On Saturdays, my little people stay with Daddy or Nannie (depending on the weekend) and I trudge off to miss the best parts of the day. My body says sleep in (even though it hasn't really done that since we had kids) and my mind says leave on your jammies but instead I drag myself from the land of silly socks and songs sung by cartoon characters dancing next to giant primary colored shapes...and I get the job done. I'm even able to say with reasonable confidence that I am pretty good at going to work.
But, I am better at being home. So earlier this month I was offered the opportunity to take a job change and flip our entire existence up side down. I discussed it with my husband. I discussed it with my mom (Nannie Playcare) and then I jumped in with both feet...

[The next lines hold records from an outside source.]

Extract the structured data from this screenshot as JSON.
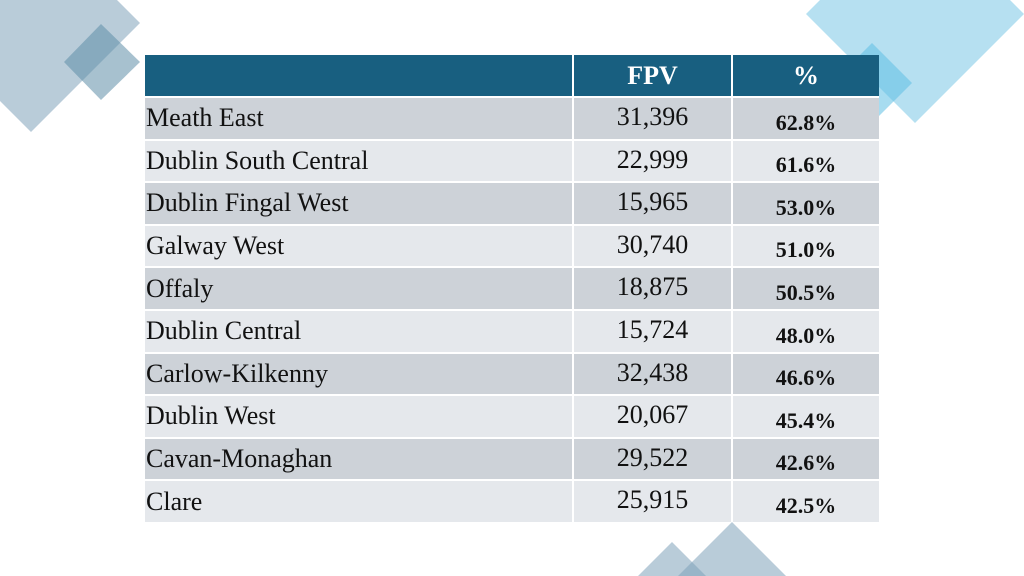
{
  "colors": {
    "header": "#185f80",
    "row_odd": "#cdd2d8",
    "row_even": "#e5e8ec",
    "deco_gray": "#9db8c8",
    "deco_blue": "#8fd0ea"
  },
  "table": {
    "headers": [
      "",
      "FPV",
      "%"
    ],
    "rows": [
      {
        "name": "Meath East",
        "fpv": "31,396",
        "pct": "62.8%"
      },
      {
        "name": "Dublin South Central",
        "fpv": "22,999",
        "pct": "61.6%"
      },
      {
        "name": "Dublin Fingal West",
        "fpv": "15,965",
        "pct": "53.0%"
      },
      {
        "name": "Galway West",
        "fpv": "30,740",
        "pct": "51.0%"
      },
      {
        "name": "Offaly",
        "fpv": "18,875",
        "pct": "50.5%"
      },
      {
        "name": "Dublin Central",
        "fpv": "15,724",
        "pct": "48.0%"
      },
      {
        "name": "Carlow-Kilkenny",
        "fpv": "32,438",
        "pct": "46.6%"
      },
      {
        "name": "Dublin West",
        "fpv": "20,067",
        "pct": "45.4%"
      },
      {
        "name": "Cavan-Monaghan",
        "fpv": "29,522",
        "pct": "42.6%"
      },
      {
        "name": "Clare",
        "fpv": "25,915",
        "pct": "42.5%"
      }
    ]
  }
}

And my new job will work all night long. It will be exciting, new, and better paying. I'll come home in the morning (wearing jeans & crazy socks-no more dress code) and I'll eat breakfast and snuggle my babies. Then I'll take a nap, or two, or maybe three if I can swing it.
But I'll be home if someone needs me. I'll see Anyah's first steps and I'll get to take Layla to dance. I'll still be tired. I'll still be working. I'll still be mommy and wife and employee every single day. But I won't be trudging off during the best part of the day.
I'm blessed that I'll have people helping me get through it so I can sleep if I need to or take a break if I need to. I'm also blessed that I know I get have an adventure in every day life... one that someone will actually pay me to go on.
So the question gets asked daily. How can a mom of two little kids go to graveyard shift? The answer: How could I not take the opportunity to give my children more of me...even a sleepy me... if that was an option.